Als er so in seiner Not kreischend und immer noch schimpfend nach Dombühl kam, holte ihn ein Gailingscher Reiter ein und rief ihn an. Der alte Scheerbart war es, der immer noch auf Gailings Turm die Wache hielt, obwohl sein Haar längst weiß geworden wie der Winterschnee.
»He! Jud! Halt ein! Da hat sich's unser Herr anders überlegt und will dem Mälzer die Schuld bezahlen. Hier sind die Zwanzigtausend. Ein guter Freund hat's ihm gegeben. Und damit Du sie gut nach Nürnberg bringst, geb ich Dir's Geleit.«
Erkannte der Jude wohl den bösen Streich, den ihm der Eppelein gespielt, so mußte er doch gute Miene zum bösen Spiel machen und sich darauf vertrösten, daß ihm einmal Gelegenheit gegeben werde, vom Gailinger die Schuld mit Zinsen einzuziehen.

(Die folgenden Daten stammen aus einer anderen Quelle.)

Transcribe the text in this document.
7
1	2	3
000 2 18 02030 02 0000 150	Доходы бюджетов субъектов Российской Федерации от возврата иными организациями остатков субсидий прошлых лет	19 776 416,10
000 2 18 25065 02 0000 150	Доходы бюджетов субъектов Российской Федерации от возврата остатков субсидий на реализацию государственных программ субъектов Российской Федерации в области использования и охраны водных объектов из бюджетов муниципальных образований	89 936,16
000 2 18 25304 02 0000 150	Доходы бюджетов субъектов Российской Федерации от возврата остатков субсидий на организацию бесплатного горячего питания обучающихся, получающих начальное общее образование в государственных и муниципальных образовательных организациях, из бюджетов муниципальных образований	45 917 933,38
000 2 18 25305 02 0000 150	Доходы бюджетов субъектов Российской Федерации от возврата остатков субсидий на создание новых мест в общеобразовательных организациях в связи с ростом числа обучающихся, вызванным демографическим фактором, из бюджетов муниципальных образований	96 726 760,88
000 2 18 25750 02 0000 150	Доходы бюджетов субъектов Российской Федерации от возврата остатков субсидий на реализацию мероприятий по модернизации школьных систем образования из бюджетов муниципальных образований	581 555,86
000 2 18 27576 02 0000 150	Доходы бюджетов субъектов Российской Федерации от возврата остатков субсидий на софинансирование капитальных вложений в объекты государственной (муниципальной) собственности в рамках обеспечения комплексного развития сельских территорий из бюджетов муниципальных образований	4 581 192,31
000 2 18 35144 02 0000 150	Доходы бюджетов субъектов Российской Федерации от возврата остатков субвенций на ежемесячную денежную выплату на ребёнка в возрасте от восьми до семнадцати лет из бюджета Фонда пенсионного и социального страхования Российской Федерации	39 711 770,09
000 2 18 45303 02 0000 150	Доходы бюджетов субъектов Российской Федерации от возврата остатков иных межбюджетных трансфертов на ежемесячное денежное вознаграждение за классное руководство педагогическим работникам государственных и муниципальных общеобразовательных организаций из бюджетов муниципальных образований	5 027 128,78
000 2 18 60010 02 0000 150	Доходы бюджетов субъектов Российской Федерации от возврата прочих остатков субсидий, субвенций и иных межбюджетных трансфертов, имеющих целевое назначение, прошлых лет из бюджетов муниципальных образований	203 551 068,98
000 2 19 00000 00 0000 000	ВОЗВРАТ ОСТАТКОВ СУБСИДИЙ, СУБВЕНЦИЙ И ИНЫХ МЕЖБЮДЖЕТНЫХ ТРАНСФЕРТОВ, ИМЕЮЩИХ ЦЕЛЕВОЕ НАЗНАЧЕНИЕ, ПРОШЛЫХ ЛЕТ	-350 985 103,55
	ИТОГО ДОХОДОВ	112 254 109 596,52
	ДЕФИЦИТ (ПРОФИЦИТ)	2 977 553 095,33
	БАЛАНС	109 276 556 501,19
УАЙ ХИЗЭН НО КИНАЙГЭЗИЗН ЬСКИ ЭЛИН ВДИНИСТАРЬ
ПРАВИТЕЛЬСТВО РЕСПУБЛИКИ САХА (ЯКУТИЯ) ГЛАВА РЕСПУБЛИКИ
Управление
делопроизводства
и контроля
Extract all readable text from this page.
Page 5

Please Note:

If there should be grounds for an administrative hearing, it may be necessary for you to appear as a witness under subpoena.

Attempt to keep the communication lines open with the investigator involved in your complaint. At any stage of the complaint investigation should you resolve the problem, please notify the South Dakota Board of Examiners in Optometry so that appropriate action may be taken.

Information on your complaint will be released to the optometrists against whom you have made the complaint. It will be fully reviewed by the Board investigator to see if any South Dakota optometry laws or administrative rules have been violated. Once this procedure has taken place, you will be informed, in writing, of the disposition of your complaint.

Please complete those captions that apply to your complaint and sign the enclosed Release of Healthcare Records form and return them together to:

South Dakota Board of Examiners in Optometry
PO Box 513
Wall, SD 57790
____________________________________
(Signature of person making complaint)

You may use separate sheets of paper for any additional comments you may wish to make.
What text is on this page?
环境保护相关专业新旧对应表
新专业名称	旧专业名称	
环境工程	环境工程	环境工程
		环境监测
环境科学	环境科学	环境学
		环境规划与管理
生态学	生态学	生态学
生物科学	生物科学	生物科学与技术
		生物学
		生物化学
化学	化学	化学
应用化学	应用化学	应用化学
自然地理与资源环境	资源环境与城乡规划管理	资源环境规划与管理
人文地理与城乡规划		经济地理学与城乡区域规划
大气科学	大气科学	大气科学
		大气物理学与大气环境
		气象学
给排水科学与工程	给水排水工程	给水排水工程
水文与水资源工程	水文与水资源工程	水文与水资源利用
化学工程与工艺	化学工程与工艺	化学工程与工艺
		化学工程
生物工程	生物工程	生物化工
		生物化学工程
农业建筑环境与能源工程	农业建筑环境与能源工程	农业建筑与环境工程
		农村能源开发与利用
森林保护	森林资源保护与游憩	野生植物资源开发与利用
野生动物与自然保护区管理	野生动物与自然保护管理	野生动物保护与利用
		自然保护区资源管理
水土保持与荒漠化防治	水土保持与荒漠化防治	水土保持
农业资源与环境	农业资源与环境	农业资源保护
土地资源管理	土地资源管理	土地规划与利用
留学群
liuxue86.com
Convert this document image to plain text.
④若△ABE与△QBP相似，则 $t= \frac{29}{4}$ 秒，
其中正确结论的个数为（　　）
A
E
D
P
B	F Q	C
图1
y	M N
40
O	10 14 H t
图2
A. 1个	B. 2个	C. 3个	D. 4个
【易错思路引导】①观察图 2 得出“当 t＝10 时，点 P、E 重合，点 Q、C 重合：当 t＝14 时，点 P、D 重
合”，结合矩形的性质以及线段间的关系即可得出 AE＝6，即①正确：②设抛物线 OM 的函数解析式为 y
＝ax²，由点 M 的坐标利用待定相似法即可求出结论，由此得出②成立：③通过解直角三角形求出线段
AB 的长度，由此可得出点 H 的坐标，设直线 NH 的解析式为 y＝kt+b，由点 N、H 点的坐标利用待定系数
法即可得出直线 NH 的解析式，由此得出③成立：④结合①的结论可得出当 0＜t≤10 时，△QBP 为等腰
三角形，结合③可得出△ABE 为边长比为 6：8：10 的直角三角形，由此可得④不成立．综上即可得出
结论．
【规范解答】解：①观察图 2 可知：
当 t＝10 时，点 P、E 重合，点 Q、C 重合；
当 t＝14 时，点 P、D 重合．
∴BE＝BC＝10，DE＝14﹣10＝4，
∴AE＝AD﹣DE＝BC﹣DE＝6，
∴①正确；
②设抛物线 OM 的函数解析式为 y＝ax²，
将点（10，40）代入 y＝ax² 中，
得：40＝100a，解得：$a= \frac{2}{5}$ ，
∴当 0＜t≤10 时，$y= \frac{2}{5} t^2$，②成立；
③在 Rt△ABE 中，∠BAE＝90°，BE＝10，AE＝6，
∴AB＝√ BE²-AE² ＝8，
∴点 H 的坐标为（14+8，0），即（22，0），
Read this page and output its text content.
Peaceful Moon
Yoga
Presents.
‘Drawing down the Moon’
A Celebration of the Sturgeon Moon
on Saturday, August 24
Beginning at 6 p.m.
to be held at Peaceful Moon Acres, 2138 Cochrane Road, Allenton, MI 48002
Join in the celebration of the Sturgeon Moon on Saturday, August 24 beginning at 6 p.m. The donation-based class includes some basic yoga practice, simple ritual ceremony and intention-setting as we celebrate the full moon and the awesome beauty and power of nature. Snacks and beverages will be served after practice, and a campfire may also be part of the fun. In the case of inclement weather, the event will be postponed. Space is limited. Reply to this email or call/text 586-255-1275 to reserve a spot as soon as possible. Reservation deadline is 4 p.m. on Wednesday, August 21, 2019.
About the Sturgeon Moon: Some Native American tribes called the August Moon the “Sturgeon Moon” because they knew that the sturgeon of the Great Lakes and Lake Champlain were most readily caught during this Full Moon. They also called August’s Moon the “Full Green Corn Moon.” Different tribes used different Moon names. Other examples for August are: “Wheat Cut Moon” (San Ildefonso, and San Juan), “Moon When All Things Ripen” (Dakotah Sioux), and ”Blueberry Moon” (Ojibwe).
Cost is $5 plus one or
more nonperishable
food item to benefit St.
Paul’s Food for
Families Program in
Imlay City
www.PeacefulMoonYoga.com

So rettete Eppelein ein gutes Schloß und blieb vor den Menschen doch ehrenwert.
Scheerbart setzte den hageren Juden vor sich auf das Roß, schlug ein Tempo ein, daß dem Espach die fleischlosen spitzen Knochen weh taten, und hielt doch nicht ein, ob der auch jammerte und bat, so daß der Jude, als habe man ihn gerädert, gar jämmerlich anzuschauen vor Nürnberg ankam und dort unter des Scheerbarts Aufsicht dem Mälzer das Geld hinzählte.
So hatte Scheerbart seinen Schwur erfüllt, als er einst am Ende des Zuges Illesheim verließ und mit der Faust gegen Osten drohte:
»Jüdlein, Jüdlein, hüte dich! Daß ich dich treff irgendwo auf der Landstraß'.«
Wohlgemut und zufrieden trabte der Alte heim und meldete seinem jungen Herrn den vollbrachten Dienst.